Alla pari si collocano le sue rappresentanze parlamentari, pròtesi del e protési nel medesimo delirio: affannati signori nessuno che fanno a gara per compiacere e tentare di superare il loro maestro.
Che dire poi del presunto ideologo Becchi: una sorta di vecchio rottame dal fantasioso eloquio e dalle altrettanto bizzarre teorie costituzionali, forse acquisite di rimando dal peggior Berlusconi.
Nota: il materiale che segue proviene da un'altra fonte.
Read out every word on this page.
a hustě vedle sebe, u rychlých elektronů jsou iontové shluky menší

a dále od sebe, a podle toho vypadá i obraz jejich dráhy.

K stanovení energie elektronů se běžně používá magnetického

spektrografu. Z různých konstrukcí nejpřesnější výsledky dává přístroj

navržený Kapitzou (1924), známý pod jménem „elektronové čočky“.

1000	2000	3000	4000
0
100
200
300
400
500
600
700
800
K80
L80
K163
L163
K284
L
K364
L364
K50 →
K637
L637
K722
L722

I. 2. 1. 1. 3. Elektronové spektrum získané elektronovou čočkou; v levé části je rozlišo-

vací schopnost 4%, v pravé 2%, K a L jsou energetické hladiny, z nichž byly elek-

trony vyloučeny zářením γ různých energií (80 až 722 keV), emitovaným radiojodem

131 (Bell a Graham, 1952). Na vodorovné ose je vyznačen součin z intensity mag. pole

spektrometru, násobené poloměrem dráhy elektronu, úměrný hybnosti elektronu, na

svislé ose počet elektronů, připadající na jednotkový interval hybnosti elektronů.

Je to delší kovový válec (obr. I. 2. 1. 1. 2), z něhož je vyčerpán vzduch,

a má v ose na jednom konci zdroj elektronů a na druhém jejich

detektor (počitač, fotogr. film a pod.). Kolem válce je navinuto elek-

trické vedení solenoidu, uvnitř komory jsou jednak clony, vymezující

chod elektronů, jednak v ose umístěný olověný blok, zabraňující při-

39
Si tratta – per tornare a bomba – dell’ennesima iniziativa, architettata nella disperata ricerca di quell’amplificazione che non viene più concessa all’incessante idiozia dilagante del vecchio comico para guru.
Nella fogna a cielo aperto, nonchè sede sociale del MoVimento, tutti i nuovi camerati si possono così, allegramente esercitare nella tecnica mista dell’insulto e della violenza, per ora, verbale, di chiara matrice e ispirazione pre e post nazifascista.
Che quest’omuncolo, sin dalle origini, fosse un piccolo neofascista, che fa più schifo che spavento, era e resta cosa nota.
Verrà il giorno in cui potrà serenamente godersi tutti i vaffanculo che merita la sua natura di uomo insulso, confuso in mezzo a molti altri.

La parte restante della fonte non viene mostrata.